Arachnophobia (1990)

arachnophobiaIf you’re going to name your movie “Arachnophobia,” your movie should embrace its title wholesale, and surely enough Frank Marshall‘s film does a hundred times over. “Arachnophobia” garners a creepy story, interesting characters, a very scary dilemma, but mostly it’s an endurance test on how much you can stand to watch poisonous spiders creep in and out of every nook and cranny without keeling over in fright. “Arachnophobia,” in any other decade, would be a B monster movie focusing on the frights of the lurking arachnids that are dominating this small town, and director Frank Marshall plays them up well, closing in on the predators as they steam roll through innocent individuals.

During a trip through the Amazon rain forest, a group of entomologists, including photographer Jerry Manley, who is battling a terrible flu, capture various bugs in an effort to examine them. This includes the accidental capture of a new breed of venomous spider that’s aggressive and prone to attacking its prey. One of the spider jumps in to the back pack of the Jerry’s, biting him in his tent, and he later dies a horrible death. Pointing his death to the flu and oblivious to the spider, Jerry’s body is shipped back to his home town in California, with the spider stowing away in his coffin. With the spider now loose in the California town, it begins breeding and wreaking havoc on town residents, leaving a trail of dead bodies in its path.

Now it’s up to physician Ross Jennings, as played by Jeff Daniels, to investigate the murders and track the spiders, despite the fact he suffers from a crippling case of arachnophobia. Little does he know the nest of spiders originate from his own barn.
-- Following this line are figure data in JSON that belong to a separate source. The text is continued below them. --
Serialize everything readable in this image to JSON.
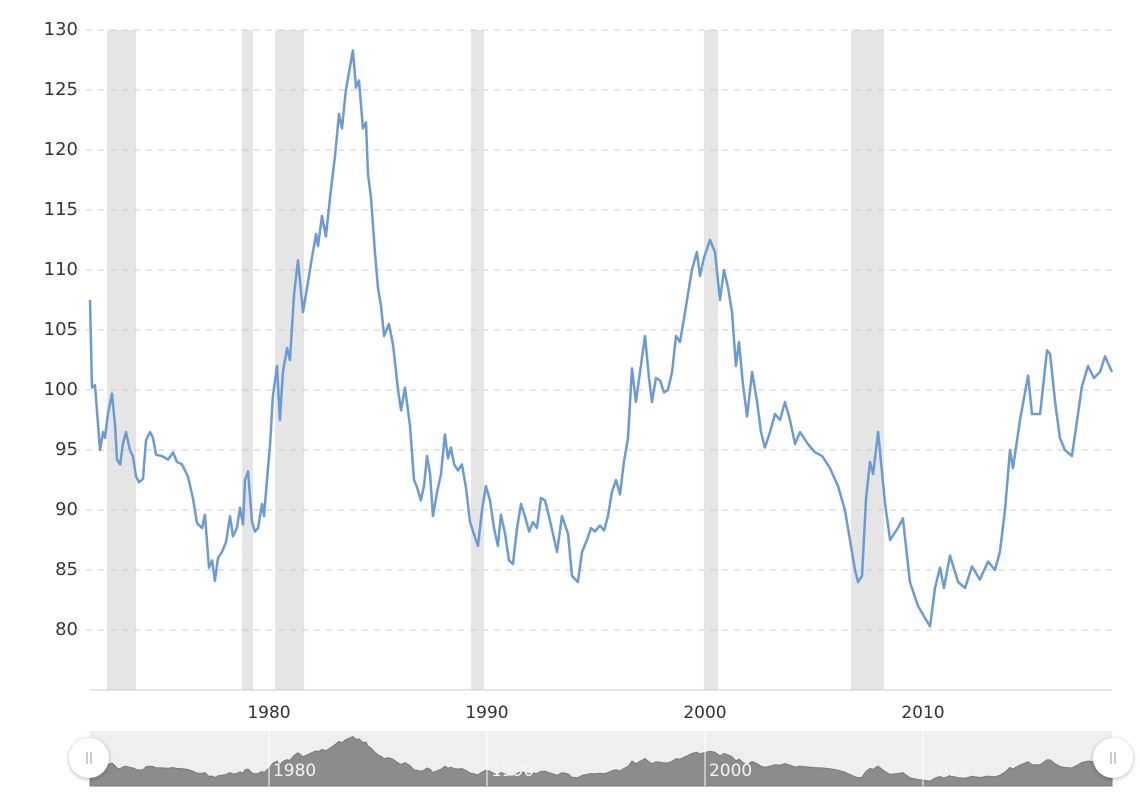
{
  "chart_data": {
    "type": "line",
    "x": [
      1971.79,
      1971.88,
      1972.02,
      1972.25,
      1972.39,
      1972.48,
      1972.61,
      1972.8,
      1972.94,
      1973.03,
      1973.17,
      1973.3,
      1973.44,
      1973.62,
      1973.76,
      1973.9,
      1974.04,
      1974.22,
      1974.36,
      1974.54,
      1974.68,
      1974.82,
      1975.09,
      1975.37,
      1975.6,
      1975.78,
      1976.01,
      1976.28,
      1976.51,
      1976.7,
      1976.93,
      1977.06,
      1977.25,
      1977.39,
      1977.52,
      1977.66,
      1977.84,
      1978.03,
      1978.21,
      1978.35,
      1978.53,
      1978.67,
      1978.81,
      1978.9,
      1979.04,
      1979.22,
      1979.36,
      1979.5,
      1979.68,
      1979.77,
      1979.91,
      1980.05,
      1980.18,
      1980.37,
      1980.5,
      1980.64,
      1980.83,
      1980.96,
      1981.15,
      1981.33,
      1981.56,
      1981.79,
      1981.97,
      1982.16,
      1982.25,
      1982.43,
      1982.61,
      1982.8,
      1983.03,
      1983.21,
      1983.35,
      1983.53,
      1983.85,
      1983.99,
      1984.13,
      1984.31,
      1984.45,
      1984.54,
      1984.68,
      1984.86,
      1985.0,
      1985.14,
      1985.28,
      1985.5,
      1985.69,
      1985.83,
      1985.92,
      1986.06,
      1986.24,
      1986.47,
      1986.65,
      1986.79,
      1986.97,
      1987.11,
      1987.25,
      1987.39,
      1987.52,
      1987.71,
      1987.89,
      1988.07,
      1988.21,
      1988.35,
      1988.49,
      1988.67,
      1988.85,
      1989.04,
      1989.22,
      1989.4,
      1989.59,
      1989.77,
      1989.95,
      1990.14,
      1990.32,
      1990.5,
      1990.64,
      1990.83,
      1991.01,
      1991.19,
      1991.38,
      1991.56,
      1991.74,
      1991.93,
      1992.11,
      1992.29,
      1992.48,
      1992.66,
      1992.84,
      1993.03,
      1993.21,
      1993.44,
      1993.72,
      1993.9,
      1994.17,
      1994.36,
      1994.59,
      1994.77,
      1994.95,
      1995.18,
      1995.37,
      1995.55,
      1995.73,
      1995.92,
      1996.1,
      1996.28,
      1996.47,
      1996.65,
      1996.83,
      1997.02,
      1997.25,
      1997.43,
      1997.57,
      1997.75,
      1997.94,
      1998.12,
      1998.3,
      1998.49,
      1998.67,
      1998.85,
      1999.04,
      1999.22,
      1999.4,
      1999.63,
      1999.77,
      1999.95,
      2000.23,
      2000.46,
      2000.69,
      2000.87,
      2001.06,
      2001.24,
      2001.42,
      2001.56,
      2001.74,
      2001.93,
      2002.16,
      2002.39,
      2002.57,
      2002.75,
      2002.98,
      2003.21,
      2003.44,
      2003.67,
      2003.9,
      2004.13,
      2004.36,
      2004.72,
      2005.05,
      2005.37,
      2005.73,
      2006.1,
      2006.42,
      2006.65,
      2006.88,
      2007.02,
      2007.2,
      2007.39,
      2007.57,
      2007.71,
      2007.94,
      2008.26,
      2008.49,
      2008.85,
      2009.08,
      2009.4,
      2009.77,
      2010.09,
      2010.32,
      2010.55,
      2010.78,
      2010.96,
      2011.24,
      2011.61,
      2011.93,
      2012.25,
      2012.61,
      2012.98,
      2013.3,
      2013.53,
      2013.76,
      2013.99,
      2014.13,
      2014.45,
      2014.82,
      2015.0,
      2015.37,
      2015.69,
      2015.83,
      2016.06,
      2016.28,
      2016.51,
      2016.83,
      2017.11,
      2017.29,
      2017.57,
      2017.84,
      2018.12,
      2018.35,
      2018.67
    ],
    "values": [
      107.5,
      100.2,
      100.4,
      95.0,
      96.5,
      96.0,
      98,
      99.7,
      97,
      94.2,
      93.8,
      95.5,
      96.5,
      95,
      94.5,
      92.8,
      92.3,
      92.6,
      95.8,
      96.5,
      96,
      94.6,
      94.5,
      94.2,
      94.8,
      94,
      93.8,
      92.8,
      91,
      88.9,
      88.5,
      89.6,
      85.2,
      85.8,
      84.1,
      86,
      86.5,
      87.3,
      89.5,
      87.8,
      88.5,
      90.2,
      88.8,
      92.5,
      93.2,
      89,
      88.2,
      88.5,
      90.5,
      89.5,
      92.5,
      95.5,
      99.5,
      102,
      97.5,
      101.5,
      103.5,
      102.5,
      108,
      110.8,
      106.5,
      109,
      111,
      113,
      112,
      114.5,
      112.8,
      116,
      119.5,
      123,
      121.8,
      125,
      128.3,
      125.2,
      125.8,
      121.8,
      122.3,
      118,
      116,
      111.5,
      108.5,
      107,
      104.5,
      105.5,
      103.8,
      101.5,
      100,
      98.3,
      100.2,
      97,
      92.5,
      91.9,
      90.8,
      92,
      94.5,
      93,
      89.5,
      91.5,
      93,
      96.3,
      94.3,
      95.2,
      93.8,
      93.3,
      93.8,
      91.8,
      89,
      88,
      87,
      90,
      92,
      90.8,
      88.5,
      87,
      89.6,
      88,
      85.8,
      85.5,
      88.5,
      90.5,
      89.5,
      88.2,
      89,
      88.5,
      91,
      90.8,
      89.5,
      88,
      86.5,
      89.5,
      88,
      84.5,
      84,
      86.5,
      87.5,
      88.5,
      88.2,
      88.7,
      88.3,
      89.5,
      91.5,
      92.5,
      91.3,
      94,
      96,
      101.8,
      99,
      101.5,
      104.5,
      101,
      99,
      101,
      100.8,
      99.8,
      100,
      101.5,
      104.5,
      104,
      106,
      108,
      110,
      111.5,
      109.5,
      111,
      112.5,
      111.5,
      107.5,
      110,
      108.5,
      106.5,
      102,
      104,
      100.5,
      97.8,
      101.5,
      99,
      96.5,
      95.2,
      96.5,
      98,
      97.5,
      99,
      97.5,
      95.5,
      96.5,
      95.5,
      94.8,
      94.5,
      93.5,
      92,
      90,
      87.5,
      85,
      84,
      84.5,
      91,
      94,
      93,
      96.5,
      90.5,
      87.5,
      88.5,
      89.3,
      84,
      82,
      81,
      80.3,
      83.5,
      85.2,
      83.5,
      86.2,
      84,
      83.5,
      85.3,
      84.2,
      85.7,
      85,
      86.5,
      90,
      95,
      93.5,
      97.5,
      101.2,
      98,
      98,
      103.3,
      103,
      99,
      96,
      95,
      94.5,
      98,
      100.3,
      102,
      101,
      101.5,
      102.8,
      101.5
    ],
    "color": "#6b9bd2",
    "recessions": [
      [
        1972.57,
        1973.9
      ],
      [
        1978.76,
        1979.27
      ],
      [
        1980.28,
        1981.61
      ],
      [
        1989.27,
        1989.86
      ],
      [
        1999.95,
        2000.6
      ],
      [
        2006.7,
        2008.21
      ]
    ],
    "recession_color": "#e5e5e5",
    "xlim": [
      1971.79,
      2018.67
    ],
    "xticks": [
      1980,
      1990,
      2000,
      2010
    ],
    "ylim": [
      75,
      130
    ],
    "yticks": [
      80,
      85,
      90,
      95,
      100,
      105,
      110,
      115,
      120,
      125,
      130
    ],
    "grid": true,
    "navigator": true
  }
}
I spent most of my childhood watching this movie with my eyes closed, because director Marshall milks the spider phobia for all it’s worth. There are scenes of spiders crawling through drain pipes, in to food, in to mouths, out of animals, and it’s a never ending ick fest as they begin to take over a small town. Truthfully, “Arachnophobia” is a slasher film with spiders doing the work for the masked serial killer, and director Marshall twists that formula around for a diverse audience.
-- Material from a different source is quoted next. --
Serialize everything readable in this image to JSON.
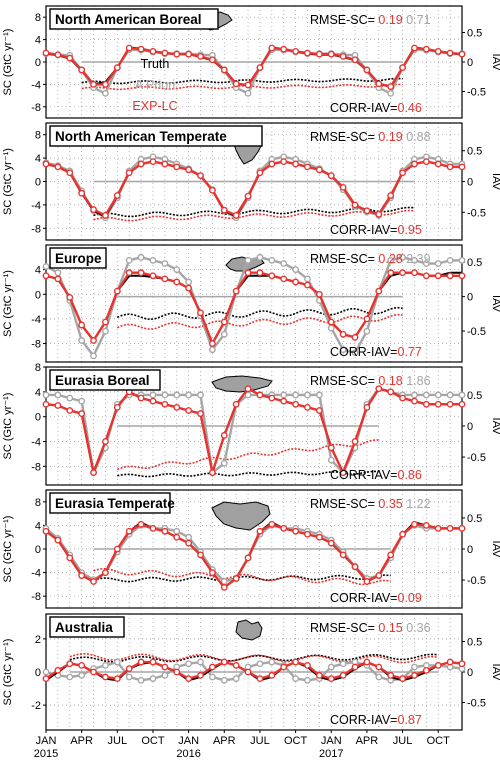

It’s gross and scary, while also an interesting adventure that attempts to channel the likes of “Jaws.” The spiders are an absolute threat to civilization soon enough as their venom producers horrific effects on its victims, and their domination ensures a natural disaster. Daniels plays the role of the inadvertent hero well, being forced to battle his own phobia in an attempt to save others. John Goodman is excellent as exterminator Delbert McClintock, who is introduced in the film as an exterminator with a vast knowledge of bugs, who joins in the fight to stop the growing species, and end the cycle of the spiders with their gigantic queen lurking in the darkness. “Arachnophobia” despite its occasional gross out moments, is still an entertaining and creepy monster film with humans battling spiders of the venomous and gigantic kind.